Table of Contents
4. Problems Concerning the Research of Collocations
5. Advanced Methods in Corpus Linguistics
6. Example for Dictionary-Making: The Lexeme Sweet
6.1. Using Statistical Data Exemplified on BNCWeb and LDOCE
6.2. Including Statistics in Dictionary-Making
In present-day English corpora are used for dictionary-making. When looking at that, concordances and collocations play an important role here. This essay gives information about the terms collocation and concordance, provides examples and shows problems that may occur during the linguistic research process.
The study of collocation started in the 1950s. The term itself was coined by Firth. He said that “collocations of a given word are statements of the habitual or customary places of that word” i.e. the “characteristic co-occurance of patterns of words” (McEnery et al. 2006:149). So this includes statistic information too which says something about the frequency of lexemes. To make research possible, linguists need corpora with spoken texts, written texts or computer-based corpora.
Furthermore, Firth explains the term collocation in more details:
Meaning by collocation is an abstraction on the syntagmatic level and is not directly concerned with the conceptual or idea approach to the meaning of words. One of the meanings of night is its collocability with dark, and of dark, of course, collocation with night (McEnery et al. 2006:145-146).
Firth also said that collocation has to be observed in connection with specific registers, genres, authors, and texts (McEnery et al. 2006:146). He exemplified the connection with registers by providing the sentence You silly ass!. In this colloquial register other collocations co-occur with ass in formal registers, e.g. silly, dumb, young. He also found out that the author Edward Lear used in the genre of limericks the lexeme man with the collocation old but not, as it might be the case for other texts by different authors or genres, with young.

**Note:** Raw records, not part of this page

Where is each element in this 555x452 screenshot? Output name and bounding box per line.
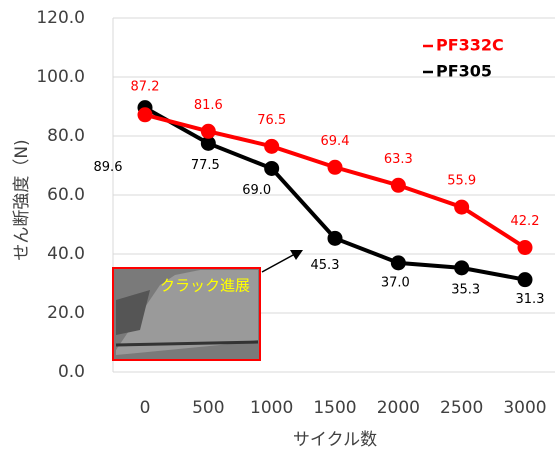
legend-label: PF305 xyxy=(436,62,492,81)
x-tick-label: 1500 xyxy=(313,398,356,418)
y-tick-label: 40.0 xyxy=(47,244,85,264)
data-label: 77.5 xyxy=(191,158,220,173)
data-label: 76.5 xyxy=(257,113,286,128)
data-label: 35.3 xyxy=(451,282,480,297)
data-point xyxy=(138,107,153,122)
y-tick-label: 0.0 xyxy=(58,362,85,382)
data-point xyxy=(391,255,406,270)
x-tick-label: 1000 xyxy=(250,398,293,418)
data-point xyxy=(391,178,406,193)
data-label: 81.6 xyxy=(194,98,223,113)
data-label: 55.9 xyxy=(447,174,476,189)
inset-image: クラック進展 xyxy=(113,268,260,360)
chart: せん断強度（N) サイクル数 PF332C PF305 0.0 20.0 40.0 6… xyxy=(0,0,555,452)
data-point xyxy=(328,231,343,246)
data-label: 63.3 xyxy=(384,152,413,167)
x-tick-label: 2000 xyxy=(377,398,420,418)
annotation-arrow xyxy=(262,254,295,272)
y-tick-label: 20.0 xyxy=(47,303,85,323)
x-tick-label: 500 xyxy=(192,398,224,418)
data-label: 69.0 xyxy=(242,183,271,198)
data-label: 37.0 xyxy=(381,275,410,290)
data-label: 42.2 xyxy=(511,214,540,229)
x-axis-label: サイクル数 xyxy=(293,430,377,450)
data-point xyxy=(264,139,279,154)
data-point xyxy=(454,200,469,215)
data-label: 31.3 xyxy=(516,292,545,307)
y-tick-label: 100.0 xyxy=(36,67,85,87)
data-point xyxy=(201,124,216,139)
data-label: 45.3 xyxy=(311,258,340,273)
y-tick-label: 60.0 xyxy=(47,185,85,205)
data-point xyxy=(264,161,279,176)
x-tick-label: 3000 xyxy=(503,398,546,418)
y-tick-label: 120.0 xyxy=(36,8,85,28)
data-point xyxy=(454,260,469,275)
legend-label: PF332C xyxy=(436,36,504,55)
data-label: 89.6 xyxy=(94,160,123,175)
data-label: 87.2 xyxy=(131,79,160,94)
data-point xyxy=(518,240,533,255)
x-tick-label: 2500 xyxy=(440,398,483,418)
data-point xyxy=(518,272,533,287)
data-point xyxy=(328,160,343,175)
y-axis-label: せん断強度（N) xyxy=(12,139,32,260)
data-label: 69.4 xyxy=(321,134,350,149)
x-tick-label: 0 xyxy=(140,398,151,418)
annotation: クラック進展 xyxy=(160,277,250,295)
y-tick-label: 80.0 xyxy=(47,126,85,146)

In case of semantics, statistics becomes important. In the 1960s Halliday wanted to describe the distance of collocations in one text and therefore needed data, quantitive analysis and statistical facts. He introduced the term probability in those studies and said that collocational restriction is needed to group lexical items into lexical sets (McEnery et al. 2006:146). Restrictions were also a part of John Sinclair`s research in the 1960s. He used computer-based data to examine that field and found out that the position of collocations is restricted. In the 1980s Sinclair presented a concept with fewer restrictions for collocations. He argued that words can be grouped together although they are not adjoined. Sinclair also coined the terms downward and upward collocation. Downward collocation means that the frequent node occurs with less frequent collocates and in that case semantic analysis is possible. Upward collocation means that there is a less frequent node with more frequent collocates. In the second case, the collocates are mostly grammatical lexemes or superordinates and the second case is statistically not so frequent than the first case (McEnery et al.2006:146).
Concordances can also help to identify collocations. They show how adjacent the words are to each other. With the modern computer-based corpora, such as BNCWeb, they can be structured easily. The user can see if a word stands on the right side of the target word or on the left side of it more frequently. This helps to survey the positions of lexemes in spoken or written texts and also to describe positions of word classes, e.g. if grammatical lexemes are more frequent at the beginning or at the end of sentences. It may also help to examine the context of a word.
Hoey et al. say that concordance lines in corpora help to identify what de Saussure called langue. With the help of concordances formal patterns or tendencies of a language are shown (Hoey et al. 2007:154).
One major result in concordance studies was the fact that the length of lexical units became predictable. An example for that is provided by Hoey et al. (2007:154-155). They used a corpus to examine the word endure and found texts such as
(1) that smokers will have to endure 12-hour flights by becoming
(2) remember having had to endure a certain amount of misery
(3) the animals often have to endure hours trapped in the midst
They found out that to endure is used to describe something which came by force or when people have to face something unpleasant. This becomes evident when the concordances on the left and on the right side of to endure are observed. There is a repetitive structure, on the left side is the force and usually the words be and have and on the right side is a description of the unpleasant situation. If this example is applied to other words, certain structures in a language can be observed with the help of concordances.